When reading a paper, take care to note:
- Items 1 to 19, listed above.
- Comments on:
- The thesis being investigated
- The contribution
- The method of investigation
- The “power” of the results
- The applicability of the results
- Summary of the technical development
- Details of any examples
So a first pass of a paper, skim over to find
- The abstract, (to determine relevance to determine kind of paper);
- Pictures tables, graphs, and diagrams concepts (just to get the big picture);
- Any of the items 1 to 19 listed above;
- References (do you recognize them?)
Swales' Three-Move Model
The following notes on "Swales' Three-Move Model" are taken from the excellent notes by James Luberda.
The following is based upon an empirically-derived model of how “real-world” research article introductions commonly proceed:
- Note that it is not a set of rules, but rather something of a guide as to what readers of research articles and academic essays are likely to expect (and find), a set of patterns in introductions that facilitate their reading and comprehension.
- You might think of each “move” below as a kind of verbal action—a “move” a writer will make to have a particular effect on the reader.
Move 1 Establishing a territory
- In this opening move, the writer may do one or more of the following to broadly sketch out where the subject of his/her essay falls—the “big picture”
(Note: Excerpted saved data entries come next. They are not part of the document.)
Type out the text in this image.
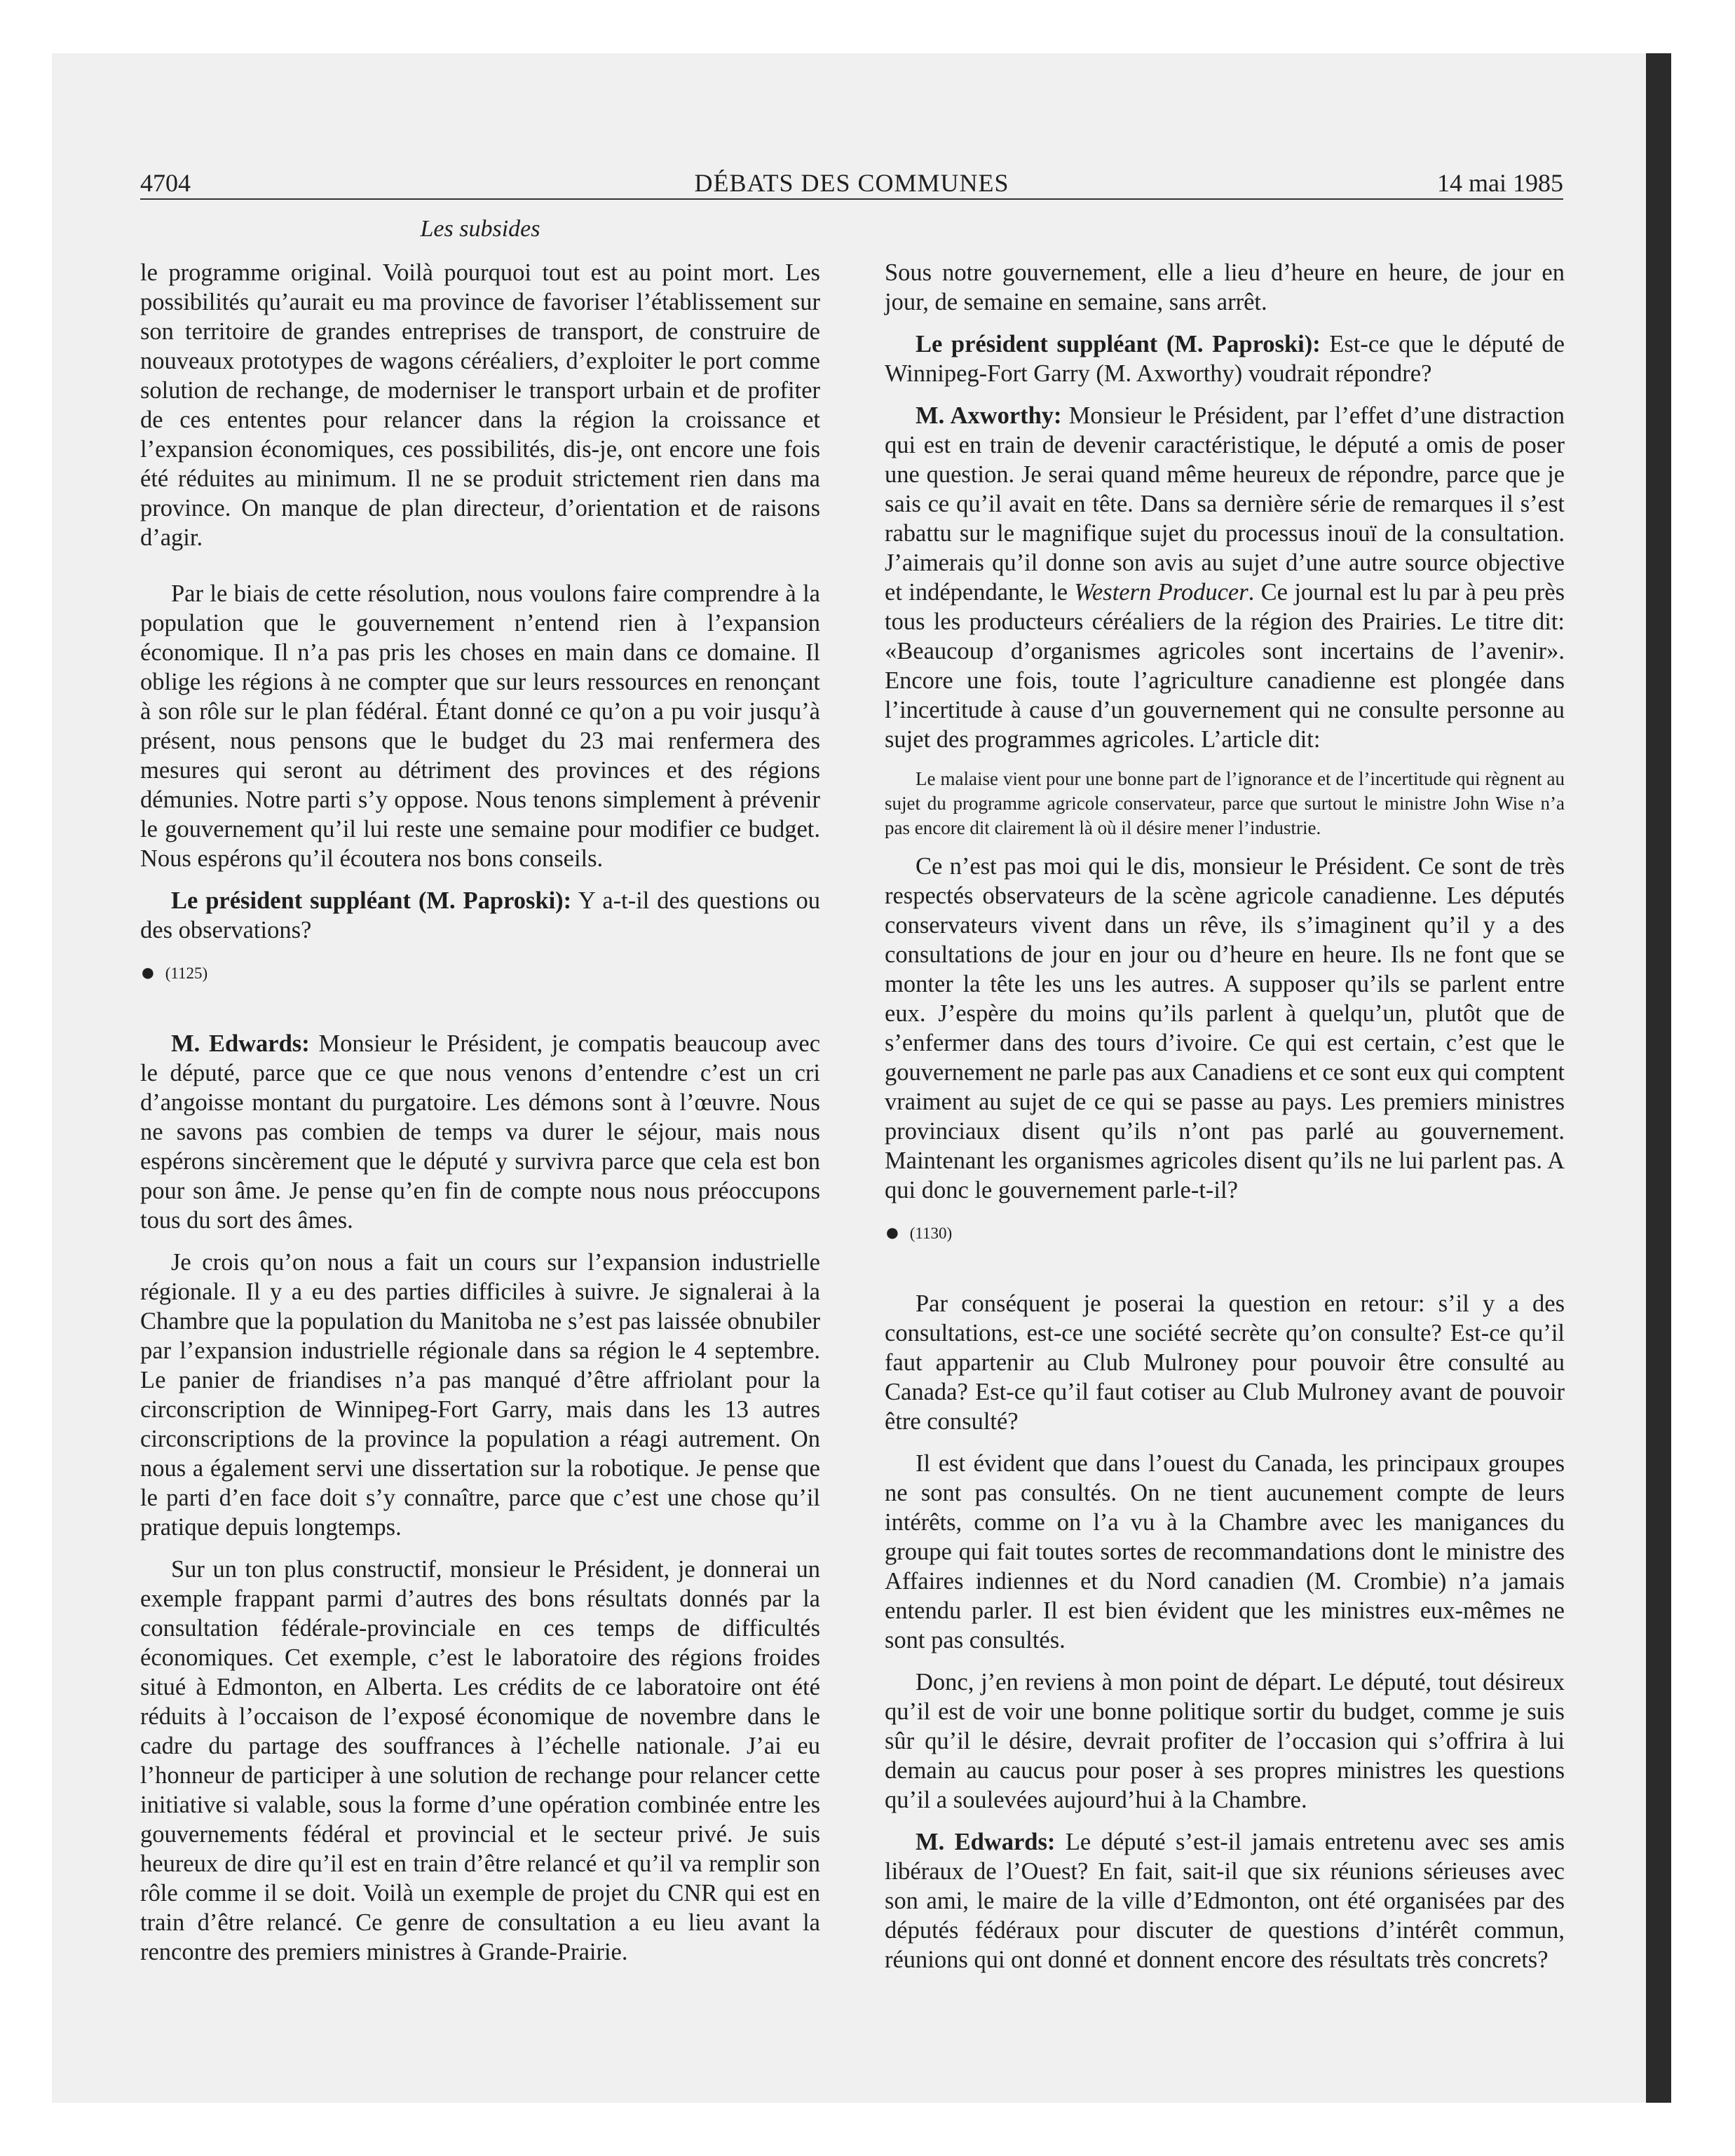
4704	DÉBATS DES COMMUNES	14 mai 1985
Les subsides

le programme original. Voilà pourquoi tout est au point mort. Les possibilités qu’aurait eu ma province de favoriser l’établissement sur son territoire de grandes entreprises de transport, de construire de nouveaux prototypes de wagons céréaliers, d’exploiter le port comme solution de rechange, de moderniser le transport urbain et de profiter de ces ententes pour relancer dans la région la croissance et l’expansion économiques, ces possibilités, dis-je, ont encore une fois été réduites au minimum. Il ne se produit strictement rien dans ma province. On manque de plan directeur, d’orientation et de raisons d’agir.

Par le biais de cette résolution, nous voulons faire comprendre à la population que le gouvernement n’entend rien à l’expansion économique. Il n’a pas pris les choses en main dans ce domaine. Il oblige les régions à ne compter que sur leurs ressources en renonçant à son rôle sur le plan fédéral. Étant donné ce qu’on a pu voir jusqu’à présent, nous pensons que le budget du 23 mai renfermera des mesures qui seront au détriment des provinces et des régions démunies. Notre parti s’y oppose. Nous tenons simplement à prévenir le gouvernement qu’il lui reste une semaine pour modifier ce budget. Nous espérons qu’il écoutera nos bons conseils.

Le président suppléant (M. Paproski): Y a-t-il des questions ou des observations?

● (1125)

M. Edwards: Monsieur le Président, je compatis beaucoup avec le député, parce que ce que nous venons d’entendre c’est un cri d’angoisse montant du purgatoire. Les démons sont à l’œuvre. Nous ne savons pas combien de temps va durer le séjour, mais nous espérons sincèrement que le député y survivra parce que cela est bon pour son âme. Je pense qu’en fin de compte nous nous préoccupons tous du sort des âmes.

Je crois qu’on nous a fait un cours sur l’expansion industrielle régionale. Il y a eu des parties difficiles à suivre. Je signalerai à la Chambre que la population du Manitoba ne s’est pas laissée obnubiler par l’expansion industrielle régionale dans sa région le 4 septembre. Le panier de friandises n’a pas manqué d’être affriolant pour la circonscription de Winnipeg-Fort Garry, mais dans les 13 autres circonscriptions de la province la population a réagi autrement. On nous a également servi une dissertation sur la robotique. Je pense que le parti d’en face doit s’y connaître, parce que c’est une chose qu’il pratique depuis longtemps.

Sur un ton plus constructif, monsieur le Président, je donnerai un exemple frappant parmi d’autres des bons résultats donnés par la consultation fédérale-provinciale en ces temps de difficultés économiques. Cet exemple, c’est le laboratoire des régions froides situé à Edmonton, en Alberta. Les crédits de ce laboratoire ont été réduits à l’occaison de l’exposé économique de novembre dans le cadre du partage des souffrances à l’échelle nationale. J’ai eu l’honneur de participer à une solution de rechange pour relancer cette initiative si valable, sous la forme d’une opération combinée entre les gouvernements fédéral et provincial et le secteur privé. Je suis heureux de dire qu’il est en train d’être relancé et qu’il va remplir son rôle comme il se doit. Voilà un exemple de projet du CNR qui est en train d’être relancé. Ce genre de consultation a eu lieu avant la rencontre des premiers ministres à Grande-Prairie.

Sous notre gouvernement, elle a lieu d’heure en heure, de jour en jour, de semaine en semaine, sans arrêt.

Le président suppléant (M. Paproski): Est-ce que le député de Winnipeg-Fort Garry (M. Axworthy) voudrait répondre?

M. Axworthy: Monsieur le Président, par l’effet d’une distraction qui est en train de devenir caractéristique, le député a omis de poser une question. Je serai quand même heureux de répondre, parce que je sais ce qu’il avait en tête. Dans sa dernière série de remarques il s’est rabattu sur le magnifique sujet du processus inouï de la consultation. J’aimerais qu’il donne son avis au sujet d’une autre source objective et indépendante, le Western Producer. Ce journal est lu par à peu près tous les producteurs céréaliers de la région des Prairies. Le titre dit: «Beaucoup d’organismes agricoles sont incertains de l’avenir». Encore une fois, toute l’agriculture canadienne est plongée dans l’incertitude à cause d’un gouvernement qui ne consulte personne au sujet des programmes agricoles. L’article dit:

Le malaise vient pour une bonne part de l’ignorance et de l’incertitude qui règnent au sujet du programme agricole conservateur, parce que surtout le ministre John Wise n’a pas encore dit clairement là où il désire mener l’industrie.

Ce n’est pas moi qui le dis, monsieur le Président. Ce sont de très respectés observateurs de la scène agricole canadienne. Les députés conservateurs vivent dans un rêve, ils s’imaginent qu’il y a des consultations de jour en jour ou d’heure en heure. Ils ne font que se monter la tête les uns les autres. A supposer qu’ils se parlent entre eux. J’espère du moins qu’ils parlent à quelqu’un, plutôt que de s’enfermer dans des tours d’ivoire. Ce qui est certain, c’est que le gouvernement ne parle pas aux Canadiens et ce sont eux qui comptent vraiment au sujet de ce qui se passe au pays. Les premiers ministres provinciaux disent qu’ils n’ont pas parlé au gouvernement. Maintenant les organismes agricoles disent qu’ils ne lui parlent pas. A qui donc le gouvernement parle-t-il?

● (1130)

Par conséquent je poserai la question en retour: s’il y a des consultations, est-ce une société secrète qu’on consulte? Est-ce qu’il faut appartenir au Club Mulroney pour pouvoir être consulté au Canada? Est-ce qu’il faut cotiser au Club Mulroney avant de pouvoir être consulté?

Il est évident que dans l’ouest du Canada, les principaux groupes ne sont pas consultés. On ne tient aucunement compte de leurs intérêts, comme on l’a vu à la Chambre avec les manigances du groupe qui fait toutes sortes de recommandations dont le ministre des Affaires indiennes et du Nord canadien (M. Crombie) n’a jamais entendu parler. Il est bien évident que les ministres eux-mêmes ne sont pas consultés.

Donc, j’en reviens à mon point de départ. Le député, tout désireux qu’il est de voir une bonne politique sortir du budget, comme je suis sûr qu’il le désire, devrait profiter de l’occasion qui s’offrira à lui demain au caucus pour poser à ses propres ministres les questions qu’il a soulevées aujourd’hui à la Chambre.

M. Edwards: Le député s’est-il jamais entretenu avec ses amis libéraux de l’Ouest? En fait, sait-il que six réunions sérieuses avec son ami, le maire de la ville d’Edmonton, ont été organisées par des députés fédéraux pour discuter de questions d’intérêt commun, réunions qui ont donné et donnent encore des résultats très concrets?
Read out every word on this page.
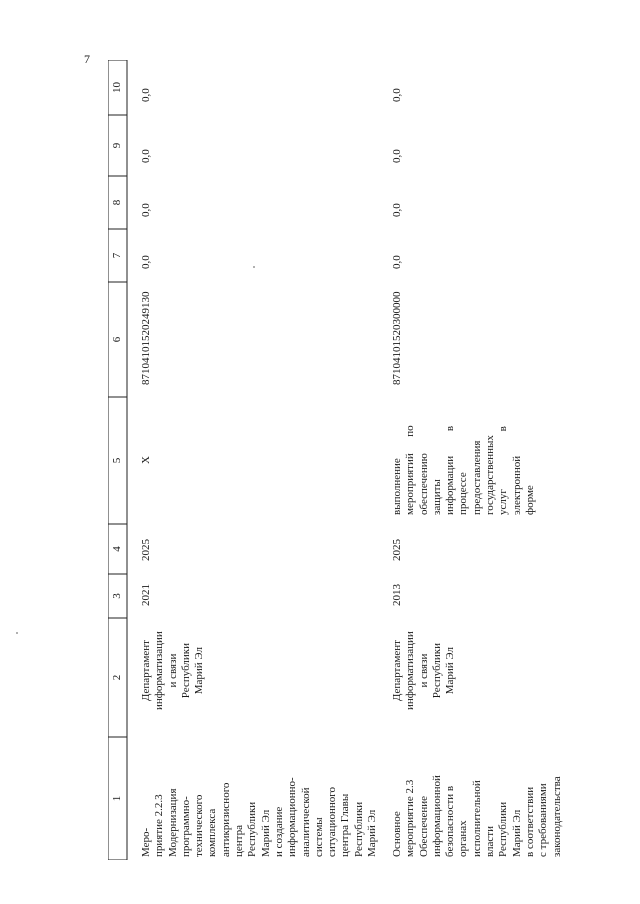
7
1
2
3
4
5
6
7
8
9
10
Меро-
приятие 2.2.3
Модернизация
программно-
технического
комплекса
антикризисного
центра
Республики
Марий Эл
и создание
информационно-
аналитической
системы
ситуационного
центра Главы
Республики
Марий Эл
Департамент
информатизации
и связи
Республики
Марий Эл
2021
2025
Х
87104101520249130
0,0
0,0
0,0
0,0
Основное
мероприятие 2.3
Обеспечение
информационной
безопасности в
органах
исполнительной
власти
Республики
Марий Эл
в соответствии
с требованиями
законодательства
Департамент
информатизации
и связи
Республики
Марий Эл
2013
2025
выполнение
мероприятий      по
обеспечению
защиты
информации         в
процессе
предоставления
государственных
услуг                     в
электронной
форме
87104101520300000
0,0
0,0
0,0
0,0
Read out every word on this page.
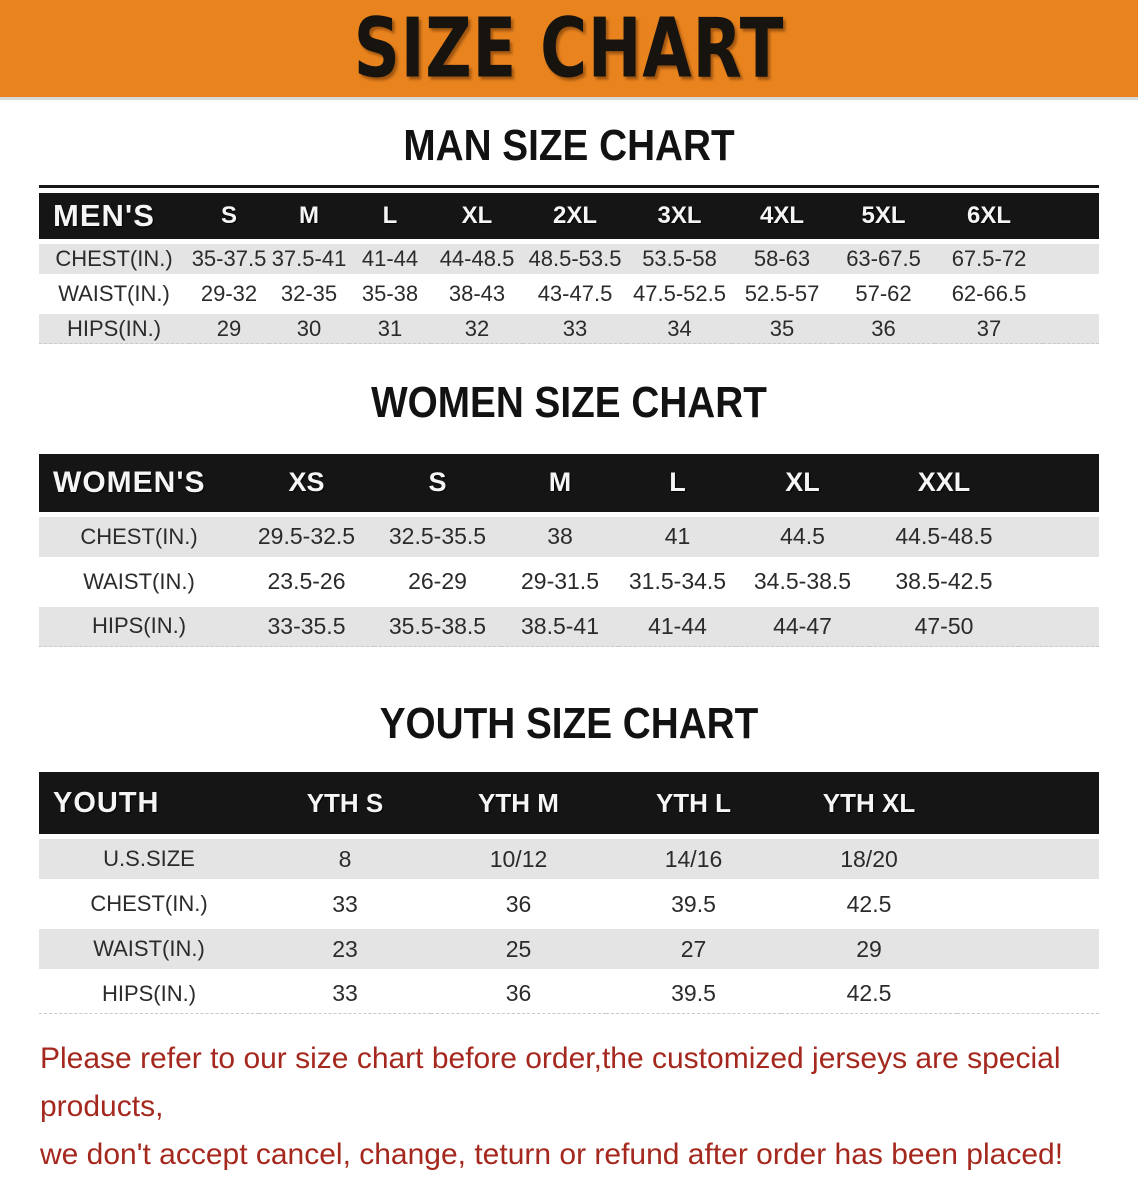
SIZE CHART
MAN SIZE CHART
MEN'S	S	M	L	XL	2XL	3XL	4XL	5XL	6XL	
CHEST(IN.)	35-37.5	37.5-41	41-44	44-48.5	48.5-53.5	53.5-58	58-63	63-67.5	67.5-72	
WAIST(IN.)	29-32	32-35	35-38	38-43	43-47.5	47.5-52.5	52.5-57	57-62	62-66.5	
HIPS(IN.)	29	30	31	32	33	34	35	36	37	
WOMEN SIZE CHART
WOMEN'S	XS	S	M	L	XL	XXL	
CHEST(IN.)	29.5-32.5	32.5-35.5	38	41	44.5	44.5-48.5	
WAIST(IN.)	23.5-26	26-29	29-31.5	31.5-34.5	34.5-38.5	38.5-42.5	
HIPS(IN.)	33-35.5	35.5-38.5	38.5-41	41-44	44-47	47-50	
YOUTH SIZE CHART
YOUTH	YTH S	YTH M	YTH L	YTH XL	
U.S.SIZE	8	10/12	14/16	18/20	
CHEST(IN.)	33	36	39.5	42.5	
WAIST(IN.)	23	25	27	29	
HIPS(IN.)	33	36	39.5	42.5	

Please refer to our size chart before order,the customized jerseys are special products,

we don't accept cancel, change, teturn or refund after order has been placed!
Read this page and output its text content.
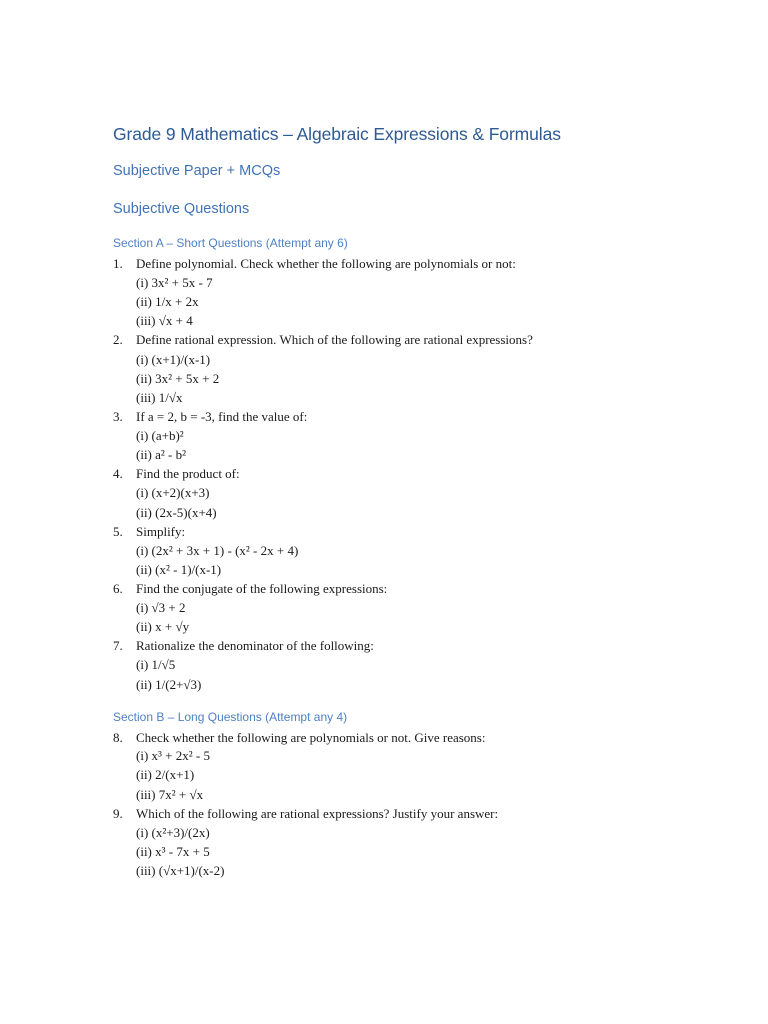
Grade 9 Mathematics – Algebraic Expressions & Formulas
Subjective Paper + MCQs
Subjective Questions
Section A – Short Questions (Attempt any 6)
1.	Define polynomial. Check whether the following are polynomials or not:
(i) 3x² + 5x - 7
(ii) 1/x + 2x
(iii) √x + 4
2.	Define rational expression. Which of the following are rational expressions?
(i) (x+1)/(x-1)
(ii) 3x² + 5x + 2
(iii) 1/√x
3.	If a = 2, b = -3, find the value of:
(i) (a+b)²
(ii) a² - b²
4.	Find the product of:
(i) (x+2)(x+3)
(ii) (2x-5)(x+4)
5.	Simplify:
(i) (2x² + 3x + 1) - (x² - 2x + 4)
(ii) (x² - 1)/(x-1)
6.	Find the conjugate of the following expressions:
(i) √3 + 2
(ii) x + √y
7.	Rationalize the denominator of the following:
(i) 1/√5
(ii) 1/(2+√3)
Section B – Long Questions (Attempt any 4)
8.	Check whether the following are polynomials or not. Give reasons:
(i) x³ + 2x² - 5
(ii) 2/(x+1)
(iii) 7x² + √x
9.	Which of the following are rational expressions? Justify your answer:
(i) (x²+3)/(2x)
(ii) x³ - 7x + 5
(iii) (√x+1)/(x-2)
- Point out the importance of the general subject
- Make generalizations about the subject
- Review items of previous research
Move 2 Establishing a niche
- In this move, the writer then indicates to the reader the particular area of the broader subject that the essay will deal with. This can be done using one or more of the following:
- Make a counter-claim, i.e. assert something contrary to expectations
- Indicate a gap in the existing research/thinking
- Raise a question about existing research/thinking
- Suggest the essay is continuing a tradition, i.e. it is following in the footsteps of previous research/thinking
Move 3 Occupying the niche
- In this move, the writer then sketches out exactly what this particular essay will accomplish in relation to move2, and gives the reader a sense of how the essay will proceed. In general, each of the steps below will appear in this move, in order:
- Step 1: Outline the purpose of the essay, or state the research that was pursued
- Step 2: State the principal findings of the essay—what the reader can expect the essay/research will have accomplished for them by the time they get to the end
- Step 3: Indicate, roughly, the structure of the essay—what will appear in it and in what order
Exercises In Reading Faster
Note that, at first, it will take hours to read one paper. However, after a couple your reading will speed up dramatically. So do not be discouraged if, at first, this is ridiculously slow.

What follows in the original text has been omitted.